Meclis Komisyonu’nda dinlenen araştırma şirketleri temsilcileri son araştırmalarında, sürece desteğin yüzde 70’e, infaz düzenlemesi talebinin yüzde 65’e, TMK’nın kaldırılması talebi ve ‘umut hakkına’ dair beklentinin yüzde 60’a çıktığını belirtti
“Milli Dayanışma, Kardeşlik ve Demokrasi Komisyonu’nun” 12’nci toplantısının ikinci oturumunda, düşünce ve araştırma kuruluşları temsilcileri dinlendi. Oturumda söz verilen Ankara Enstitüsü Temsilcisi Hatem Ete; süreci, siyaset ve Türkiye için uzunca süredir görülmeyen kurucu bir siyasal irade olarak yorumladı. Süreç öncesi siyasetin büyük oranda donmuş halde olduğu, yaptıkları kamuoyu araştırmalarında ise bir birbirinin tekrarı cümlelerle açıkladıklarını ifade eden Ete, süreçle birlikte, siyasal gündemin anlamlı, kurucu bir siyaset imkânıyla tanıştığını söyledi.
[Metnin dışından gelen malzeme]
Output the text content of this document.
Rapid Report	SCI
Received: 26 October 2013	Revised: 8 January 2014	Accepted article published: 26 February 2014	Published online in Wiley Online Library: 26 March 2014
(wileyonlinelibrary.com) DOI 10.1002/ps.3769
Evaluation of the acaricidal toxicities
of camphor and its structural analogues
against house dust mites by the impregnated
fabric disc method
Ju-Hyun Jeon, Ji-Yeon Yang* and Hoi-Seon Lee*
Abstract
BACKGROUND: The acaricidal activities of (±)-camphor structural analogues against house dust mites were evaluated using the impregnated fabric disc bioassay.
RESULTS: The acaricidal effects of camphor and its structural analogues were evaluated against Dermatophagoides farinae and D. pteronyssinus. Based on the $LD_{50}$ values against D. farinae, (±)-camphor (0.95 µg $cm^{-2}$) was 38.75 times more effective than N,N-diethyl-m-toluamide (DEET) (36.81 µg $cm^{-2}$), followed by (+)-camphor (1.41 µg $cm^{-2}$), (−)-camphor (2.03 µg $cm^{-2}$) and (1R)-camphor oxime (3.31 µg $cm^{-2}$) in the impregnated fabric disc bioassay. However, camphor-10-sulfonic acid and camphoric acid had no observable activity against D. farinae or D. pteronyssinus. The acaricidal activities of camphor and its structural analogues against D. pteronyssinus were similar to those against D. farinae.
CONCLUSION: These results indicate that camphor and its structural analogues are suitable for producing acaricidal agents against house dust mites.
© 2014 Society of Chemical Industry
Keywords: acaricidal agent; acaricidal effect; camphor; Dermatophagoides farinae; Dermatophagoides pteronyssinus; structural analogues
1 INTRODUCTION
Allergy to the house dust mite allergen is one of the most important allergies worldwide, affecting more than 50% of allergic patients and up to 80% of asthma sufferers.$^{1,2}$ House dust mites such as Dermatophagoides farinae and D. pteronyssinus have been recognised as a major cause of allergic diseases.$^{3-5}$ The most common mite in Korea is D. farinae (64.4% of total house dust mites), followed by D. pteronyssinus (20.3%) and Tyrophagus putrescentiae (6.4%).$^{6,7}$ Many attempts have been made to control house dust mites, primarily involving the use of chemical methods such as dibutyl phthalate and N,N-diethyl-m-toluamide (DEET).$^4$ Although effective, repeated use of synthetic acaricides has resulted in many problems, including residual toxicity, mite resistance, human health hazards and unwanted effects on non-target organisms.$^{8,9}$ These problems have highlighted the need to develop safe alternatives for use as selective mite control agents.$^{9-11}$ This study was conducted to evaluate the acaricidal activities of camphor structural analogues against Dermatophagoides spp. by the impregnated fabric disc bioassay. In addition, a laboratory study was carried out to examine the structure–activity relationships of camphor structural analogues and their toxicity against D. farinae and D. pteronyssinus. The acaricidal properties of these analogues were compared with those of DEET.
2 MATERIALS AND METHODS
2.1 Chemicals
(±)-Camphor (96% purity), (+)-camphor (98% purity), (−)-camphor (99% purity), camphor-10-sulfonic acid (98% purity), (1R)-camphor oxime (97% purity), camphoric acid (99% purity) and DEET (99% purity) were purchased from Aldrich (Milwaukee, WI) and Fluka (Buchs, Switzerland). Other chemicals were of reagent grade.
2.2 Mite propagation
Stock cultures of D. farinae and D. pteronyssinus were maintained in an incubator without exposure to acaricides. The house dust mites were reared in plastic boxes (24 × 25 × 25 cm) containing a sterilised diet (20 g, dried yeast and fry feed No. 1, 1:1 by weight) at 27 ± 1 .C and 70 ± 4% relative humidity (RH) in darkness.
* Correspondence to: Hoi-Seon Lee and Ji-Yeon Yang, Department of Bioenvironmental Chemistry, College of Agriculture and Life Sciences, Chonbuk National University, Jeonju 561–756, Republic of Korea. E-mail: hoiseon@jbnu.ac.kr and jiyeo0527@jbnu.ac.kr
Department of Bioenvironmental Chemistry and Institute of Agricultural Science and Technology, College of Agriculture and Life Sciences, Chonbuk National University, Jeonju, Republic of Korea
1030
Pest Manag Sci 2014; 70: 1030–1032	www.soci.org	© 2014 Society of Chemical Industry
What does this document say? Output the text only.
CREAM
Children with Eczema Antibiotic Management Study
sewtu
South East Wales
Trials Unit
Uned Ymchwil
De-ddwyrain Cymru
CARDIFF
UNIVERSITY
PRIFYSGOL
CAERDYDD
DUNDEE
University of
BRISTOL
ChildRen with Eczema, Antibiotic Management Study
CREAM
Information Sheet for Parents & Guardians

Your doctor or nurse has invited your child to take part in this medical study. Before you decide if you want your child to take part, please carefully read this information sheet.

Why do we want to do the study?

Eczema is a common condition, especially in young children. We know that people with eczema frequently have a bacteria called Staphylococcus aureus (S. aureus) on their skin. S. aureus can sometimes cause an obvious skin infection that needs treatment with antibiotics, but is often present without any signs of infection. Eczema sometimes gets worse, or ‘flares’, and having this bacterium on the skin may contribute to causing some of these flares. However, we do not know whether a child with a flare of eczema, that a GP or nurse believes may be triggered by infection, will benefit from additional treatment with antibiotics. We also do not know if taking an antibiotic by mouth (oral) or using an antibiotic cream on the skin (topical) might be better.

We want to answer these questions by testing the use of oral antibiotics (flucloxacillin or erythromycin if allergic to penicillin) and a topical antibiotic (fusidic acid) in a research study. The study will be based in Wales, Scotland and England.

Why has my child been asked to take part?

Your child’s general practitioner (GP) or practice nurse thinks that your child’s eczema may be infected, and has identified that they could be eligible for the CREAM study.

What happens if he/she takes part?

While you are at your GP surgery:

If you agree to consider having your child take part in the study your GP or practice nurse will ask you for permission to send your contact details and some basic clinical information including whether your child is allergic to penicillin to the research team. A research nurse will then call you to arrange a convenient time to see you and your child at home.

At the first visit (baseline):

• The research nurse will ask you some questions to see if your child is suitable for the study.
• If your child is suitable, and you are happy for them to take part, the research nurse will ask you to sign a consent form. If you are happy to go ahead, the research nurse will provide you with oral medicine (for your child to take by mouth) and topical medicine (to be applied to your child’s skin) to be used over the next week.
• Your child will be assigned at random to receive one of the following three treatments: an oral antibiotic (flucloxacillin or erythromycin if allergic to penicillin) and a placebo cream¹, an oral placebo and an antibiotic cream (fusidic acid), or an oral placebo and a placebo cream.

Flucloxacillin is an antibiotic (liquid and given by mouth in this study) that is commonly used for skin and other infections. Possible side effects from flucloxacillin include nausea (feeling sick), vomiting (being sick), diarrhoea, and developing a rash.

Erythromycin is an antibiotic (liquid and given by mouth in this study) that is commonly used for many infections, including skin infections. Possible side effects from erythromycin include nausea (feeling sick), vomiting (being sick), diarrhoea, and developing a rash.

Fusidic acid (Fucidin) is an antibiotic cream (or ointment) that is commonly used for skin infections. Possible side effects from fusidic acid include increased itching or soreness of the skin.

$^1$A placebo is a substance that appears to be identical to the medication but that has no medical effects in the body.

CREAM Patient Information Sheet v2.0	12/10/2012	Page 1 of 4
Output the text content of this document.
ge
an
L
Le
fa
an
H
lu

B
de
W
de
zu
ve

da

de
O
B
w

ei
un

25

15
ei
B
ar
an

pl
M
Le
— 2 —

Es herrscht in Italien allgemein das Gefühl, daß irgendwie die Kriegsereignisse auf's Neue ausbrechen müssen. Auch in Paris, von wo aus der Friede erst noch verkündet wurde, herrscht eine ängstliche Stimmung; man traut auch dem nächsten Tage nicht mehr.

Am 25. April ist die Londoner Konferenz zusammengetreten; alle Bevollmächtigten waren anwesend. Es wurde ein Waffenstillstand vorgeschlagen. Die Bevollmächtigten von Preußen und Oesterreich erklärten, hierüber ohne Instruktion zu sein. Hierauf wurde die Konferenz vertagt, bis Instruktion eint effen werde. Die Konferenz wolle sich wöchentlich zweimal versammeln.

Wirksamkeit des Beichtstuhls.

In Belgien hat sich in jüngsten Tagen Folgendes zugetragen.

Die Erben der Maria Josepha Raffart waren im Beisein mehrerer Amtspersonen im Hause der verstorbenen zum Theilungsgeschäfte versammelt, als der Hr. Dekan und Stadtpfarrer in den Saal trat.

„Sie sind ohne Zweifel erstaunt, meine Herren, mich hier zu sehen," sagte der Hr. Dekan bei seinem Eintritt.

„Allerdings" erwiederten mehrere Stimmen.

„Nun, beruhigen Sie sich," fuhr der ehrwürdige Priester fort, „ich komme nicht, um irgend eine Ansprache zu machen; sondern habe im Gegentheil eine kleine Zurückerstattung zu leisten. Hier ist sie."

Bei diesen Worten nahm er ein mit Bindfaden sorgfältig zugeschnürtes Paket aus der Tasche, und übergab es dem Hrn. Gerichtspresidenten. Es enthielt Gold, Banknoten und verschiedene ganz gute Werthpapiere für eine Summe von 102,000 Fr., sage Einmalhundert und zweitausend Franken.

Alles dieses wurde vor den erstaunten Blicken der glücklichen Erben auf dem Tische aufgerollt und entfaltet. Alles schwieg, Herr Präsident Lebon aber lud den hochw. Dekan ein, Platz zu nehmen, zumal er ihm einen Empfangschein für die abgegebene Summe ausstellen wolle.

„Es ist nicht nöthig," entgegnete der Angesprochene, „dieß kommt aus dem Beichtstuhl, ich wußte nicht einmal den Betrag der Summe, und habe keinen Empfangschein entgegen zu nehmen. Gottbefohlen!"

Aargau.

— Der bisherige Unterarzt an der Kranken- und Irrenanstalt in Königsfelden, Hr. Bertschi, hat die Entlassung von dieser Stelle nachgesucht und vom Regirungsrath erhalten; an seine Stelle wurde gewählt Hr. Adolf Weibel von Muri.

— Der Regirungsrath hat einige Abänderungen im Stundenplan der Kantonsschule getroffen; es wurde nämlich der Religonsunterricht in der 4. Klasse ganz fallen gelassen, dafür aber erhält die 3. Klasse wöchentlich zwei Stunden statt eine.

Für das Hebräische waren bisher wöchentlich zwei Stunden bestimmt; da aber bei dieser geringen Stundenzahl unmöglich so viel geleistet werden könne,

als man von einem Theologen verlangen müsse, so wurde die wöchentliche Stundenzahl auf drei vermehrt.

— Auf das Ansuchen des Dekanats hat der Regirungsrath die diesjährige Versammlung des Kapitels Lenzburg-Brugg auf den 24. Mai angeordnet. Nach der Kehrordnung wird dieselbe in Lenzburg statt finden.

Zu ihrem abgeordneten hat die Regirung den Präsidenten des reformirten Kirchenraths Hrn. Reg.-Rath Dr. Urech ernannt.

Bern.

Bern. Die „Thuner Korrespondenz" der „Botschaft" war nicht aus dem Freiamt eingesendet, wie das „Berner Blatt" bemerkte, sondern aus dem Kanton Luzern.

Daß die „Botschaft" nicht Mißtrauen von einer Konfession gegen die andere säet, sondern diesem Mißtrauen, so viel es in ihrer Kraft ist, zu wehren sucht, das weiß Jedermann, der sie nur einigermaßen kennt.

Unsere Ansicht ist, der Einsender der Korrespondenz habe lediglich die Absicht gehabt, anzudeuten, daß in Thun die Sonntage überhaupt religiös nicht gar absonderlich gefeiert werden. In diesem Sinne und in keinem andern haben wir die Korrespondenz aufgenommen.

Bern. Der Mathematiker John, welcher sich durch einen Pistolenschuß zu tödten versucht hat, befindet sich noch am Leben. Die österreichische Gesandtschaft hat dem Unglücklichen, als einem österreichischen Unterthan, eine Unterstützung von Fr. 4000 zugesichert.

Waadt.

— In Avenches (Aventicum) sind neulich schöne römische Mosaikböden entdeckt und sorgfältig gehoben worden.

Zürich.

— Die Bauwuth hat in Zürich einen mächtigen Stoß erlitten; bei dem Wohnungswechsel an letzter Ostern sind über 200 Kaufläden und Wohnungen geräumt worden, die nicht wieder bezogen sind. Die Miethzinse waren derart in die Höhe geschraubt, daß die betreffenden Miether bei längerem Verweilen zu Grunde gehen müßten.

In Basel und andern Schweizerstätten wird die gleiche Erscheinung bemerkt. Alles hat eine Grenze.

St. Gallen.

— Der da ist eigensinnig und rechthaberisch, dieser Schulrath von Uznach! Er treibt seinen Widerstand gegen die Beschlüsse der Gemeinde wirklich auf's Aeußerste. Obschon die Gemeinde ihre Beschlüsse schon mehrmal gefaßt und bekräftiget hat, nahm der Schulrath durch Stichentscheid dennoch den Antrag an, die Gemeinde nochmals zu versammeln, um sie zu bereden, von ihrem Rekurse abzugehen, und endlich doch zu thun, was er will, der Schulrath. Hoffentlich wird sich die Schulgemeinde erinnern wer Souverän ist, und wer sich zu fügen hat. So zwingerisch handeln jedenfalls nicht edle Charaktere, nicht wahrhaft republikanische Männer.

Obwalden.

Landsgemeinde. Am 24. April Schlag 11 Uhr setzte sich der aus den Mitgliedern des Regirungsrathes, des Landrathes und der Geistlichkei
‘Sürece destek yüzde 70’lere varıyor’
Toplumun sürece sıcak olmadığı yönünde bir algı yaratılmak istendiğine dikkat çeken dikkat çeken Hatem Ete şunları söyledi:
“Mevcut ekonomik sıkıntılar varken kamuoyunun gündeminde öncelikli meselesinin süreç olmadığı, dolayısıyla bu meseleye adım atan bir iktidarın ya da siyasi partinin toplum tarafından ciddi bir tepkiyle karşılaşabileceğine yönelik bir temkin kamuoyuna pompalanıyor. Bu konuda da henüz yaptığımız araştırmalara baktığımızda, bu temkinin dikkate almamız gereken bir unsura dönüşmediğini ifade etmek istiyorum. Her ay Panorama TR olarak bir kamuoyu araştırması yapıyoruz ve bu meseleyi de hassasiyetle tartışıyoruz. Bugüne kadar toplumsal duyarlılık bahsinde dikkate almamız gereken bir şey oluşmuş değil. Bu önümüzdeki dönemlerde oluşmayacağı anlamına gelmiyor. Süreçle ilgili destek yüzde 60’ların altına düşmüş değil. Mart ayından itibaren ete kemiğe büründüğünde bu oranlar yüzde 45-50’ler civarındaydı. Şu anda yüzde 55’le 60 arası bir yerde duruyor, sürece destek. Kabaca kahvede konuşulan dille belirtmek gerekirse; katılımcılara sorduğumuzda, sizce bu mesele Türkiye için iyi mi olur, kötü mü olur sorusunu basitleştirerek sorduğumuzda; bu meseleye destek yüzde 70’lere varıyor. Dolayısıyla burada çok yüksek bir mutabakat var. Bu Türkiye’de kolay kolay aşina olduğumuz bir mutabakat değil. Türkiye’deki siyasi kutuplaşma çok sert. İktidar ile muhalefet arasındaki oy oranları birbirine çok yakın. Dolayısıyla bütün meselelerde partizanlık boyutu çok önemli.”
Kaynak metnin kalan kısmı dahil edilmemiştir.